Thank you for your time and your answer @benjjneb and @jairideout !

I will try that !

Best,
Thibaut

2 Likes

Hi again @benjjneb,

I tried the following command:

qiime dada2 denoise-paired --i-demultiplexed-seqs paired-end.qza --p-trim-left-f 10 --p-trim-left-r 10 --p-trunc-len-f 100 --p-trunc-len-r 100 --o-table table --output-dir output --verbose

But unfortunately I get the same error message.

I also took a look at your link but I have FASTQ files, not biom or fasta format.

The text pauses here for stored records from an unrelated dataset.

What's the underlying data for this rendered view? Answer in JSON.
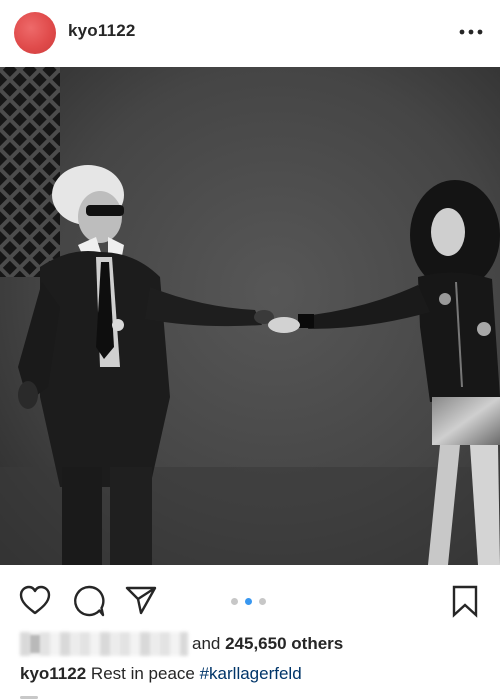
{
  "post": {
    "username": "kyo1122",
    "more_icon": "more-horizontal-icon",
    "avatar_color": "#e04b4b"
  },
  "photo": {
    "carousel_total": 3,
    "carousel_active": 2
  },
  "actions": {
    "like_icon": "heart-icon",
    "comment_icon": "comment-bubble-icon",
    "share_icon": "paper-plane-icon",
    "save_icon": "bookmark-icon"
  },
  "likes": {
    "prefix": "and ",
    "count_text": "245,650 others"
  },
  "caption": {
    "username": "kyo1122",
    "text": " Rest in peace ",
    "hashtag": "#karllagerfeld",
    "hashtag_color": "#003569"
  }
}
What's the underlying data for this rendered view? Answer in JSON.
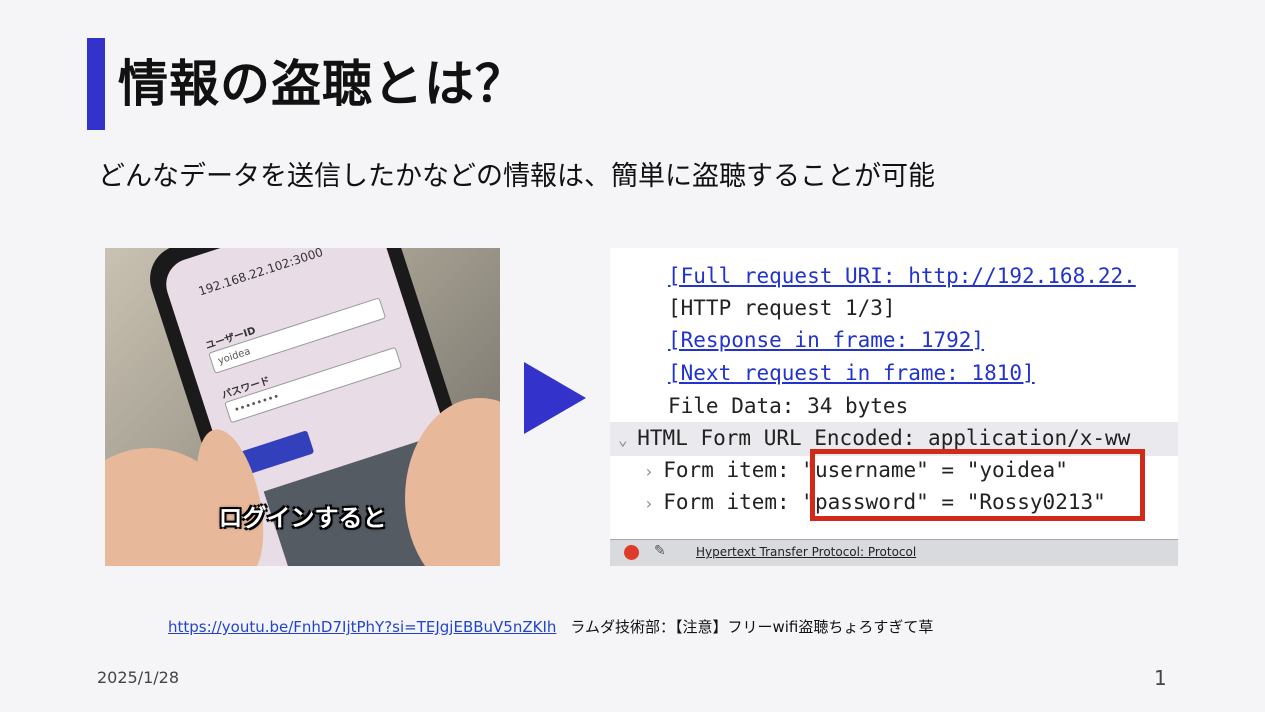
{
  "slide": {
    "title": "情報の盗聴とは？",
    "subtitle": "どんなデータを送信したかなどの情報は、簡単に盗聴することが可能",
    "date": "2025/1/28",
    "page_number": "1",
    "accent_color": "#3333cc"
  },
  "photo": {
    "caption": "ログインすると",
    "phone_url": "192.168.22.102:3000",
    "userid_label": "ユーザーID",
    "userid_value": "yoidea",
    "password_label": "パスワード",
    "password_value": "••••••••"
  },
  "capture": {
    "lines": [
      "[Full request URI: http://192.168.22.",
      "[HTTP request 1/3]",
      "[Response in frame: 1792]",
      "[Next request in frame: 1810]",
      "File Data: 34 bytes",
      "HTML Form URL Encoded: application/x-ww",
      "Form item: \"username\" = \"yoidea\"",
      "Form item: \"password\" = \"Rossy0213\""
    ],
    "status_text": "Hypertext Transfer Protocol: Protocol",
    "highlight_color": "#d22a1a"
  },
  "source": {
    "url": "https://youtu.be/FnhD7IjtPhY?si=TEJgjEBBuV5nZKIh",
    "label": "ラムダ技術部：【注意】フリーwifi盗聴ちょろすぎて草"
  }
}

Here are my read files (I add .txt extension to be able to upload them here). They contain 100 reads each:
reads1.fastq.gz.txt (11.8 KB)
reads2.fastq.gz.txt (11.5 KB)

Thibaut

Hi Thibaut,
For now I suggest converting your FASTQ to a FASTA and importing that way, if you just want to classify the sequences.

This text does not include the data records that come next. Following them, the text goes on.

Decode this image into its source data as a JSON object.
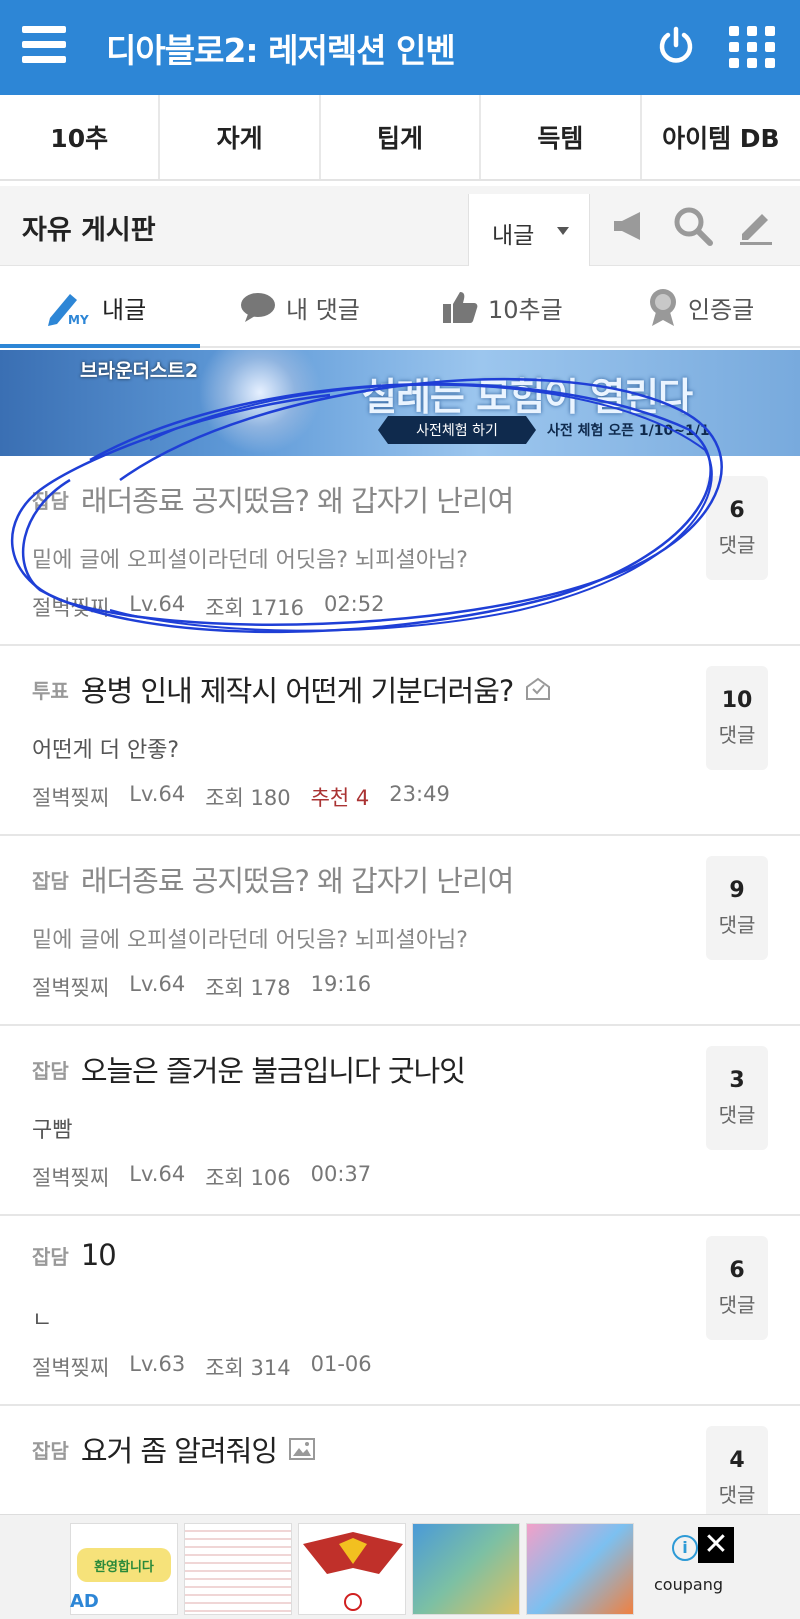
{
  "header": {
    "title": "디아블로2: 레저렉션 인벤",
    "accent_color": "#2d86d6",
    "icons": [
      "menu-icon",
      "power-icon",
      "apps-grid-icon"
    ]
  },
  "categories": [
    "10추",
    "자게",
    "팁게",
    "득템",
    "아이템 DB"
  ],
  "board": {
    "title": "자유 게시판",
    "filter_selected": "내글",
    "tool_icons": [
      "megaphone-icon",
      "search-icon",
      "write-icon"
    ]
  },
  "my_tabs": [
    {
      "label": "내글",
      "active": true,
      "icon": "my-pen-icon"
    },
    {
      "label": "내 댓글",
      "active": false,
      "icon": "speech-bubble-icon"
    },
    {
      "label": "10추글",
      "active": false,
      "icon": "thumbs-up-icon"
    },
    {
      "label": "인증글",
      "active": false,
      "icon": "badge-icon"
    }
  ],
  "banner": {
    "logo": "브라운더스트2",
    "slogan": "설레는 모험이 열린다",
    "button": "사전체험 하기",
    "date": "사전 체험 오픈 1/10~1/1"
  },
  "posts": [
    {
      "category": "잡담",
      "title": "래더종료 공지떴음? 왜 갑자기 난리여",
      "preview": "밑에 글에 오피셜이라던데 어딧음? 뇌피셜아님?",
      "author": "절벽찢찌",
      "level": "Lv.64",
      "views": "조회 1716",
      "recommend": "",
      "time": "02:52",
      "comments": "6",
      "comments_label": "댓글",
      "read": true,
      "icon": ""
    },
    {
      "category": "투표",
      "title": "용병 인내 제작시 어떤게 기분더러움?",
      "preview": "어떤게 더 안좋?",
      "author": "절벽찢찌",
      "level": "Lv.64",
      "views": "조회 180",
      "recommend": "추천 4",
      "time": "23:49",
      "comments": "10",
      "comments_label": "댓글",
      "read": false,
      "icon": "vote-icon"
    },
    {
      "category": "잡담",
      "title": "래더종료 공지떴음? 왜 갑자기 난리여",
      "preview": "밑에 글에 오피셜이라던데 어딧음? 뇌피셜아님?",
      "author": "절벽찢찌",
      "level": "Lv.64",
      "views": "조회 178",
      "recommend": "",
      "time": "19:16",
      "comments": "9",
      "comments_label": "댓글",
      "read": true,
      "icon": ""
    },
    {
      "category": "잡담",
      "title": "오늘은 즐거운 불금입니다 굿나잇",
      "preview": "구빰",
      "author": "절벽찢찌",
      "level": "Lv.64",
      "views": "조회 106",
      "recommend": "",
      "time": "00:37",
      "comments": "3",
      "comments_label": "댓글",
      "read": false,
      "icon": ""
    },
    {
      "category": "잡담",
      "title": "10",
      "preview": "ㄴ",
      "author": "절벽찢찌",
      "level": "Lv.63",
      "views": "조회 314",
      "recommend": "",
      "time": "01-06",
      "comments": "6",
      "comments_label": "댓글",
      "read": false,
      "icon": ""
    },
    {
      "category": "잡담",
      "title": "요거 좀 알려줘잉",
      "preview": "",
      "author": "",
      "level": "",
      "views": "",
      "recommend": "",
      "time": "",
      "comments": "4",
      "comments_label": "댓글",
      "read": false,
      "icon": "image-icon"
    }
  ],
  "ad": {
    "label": "AD",
    "brand": "coupang",
    "info": "i",
    "close": "✕",
    "thumb_text": "환영합니다"
  }
}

There is a small bug in the 1.2 version of the DADA2 package the plugin is using (minQ is enforced before trimming, rather than after) that is preventing p-trim-left-f from working as expected. So you would need to trim off that bad staring base position with another bit of software to get it to work with the current QIIME2 plugin. When the plugin upgrades to the 1.4 version of DADA2 the p-trim-left-f approach should work.

1 Like

Hi @benjjneb,

Thank you again for your answers and your time!

I’ll wait for future update!

Thibaut

I've captured a bug-report here, this should get fixed in 2017.5 at the latest.

This topic was automatically closed 31 days after the last reply. New replies are no longer allowed.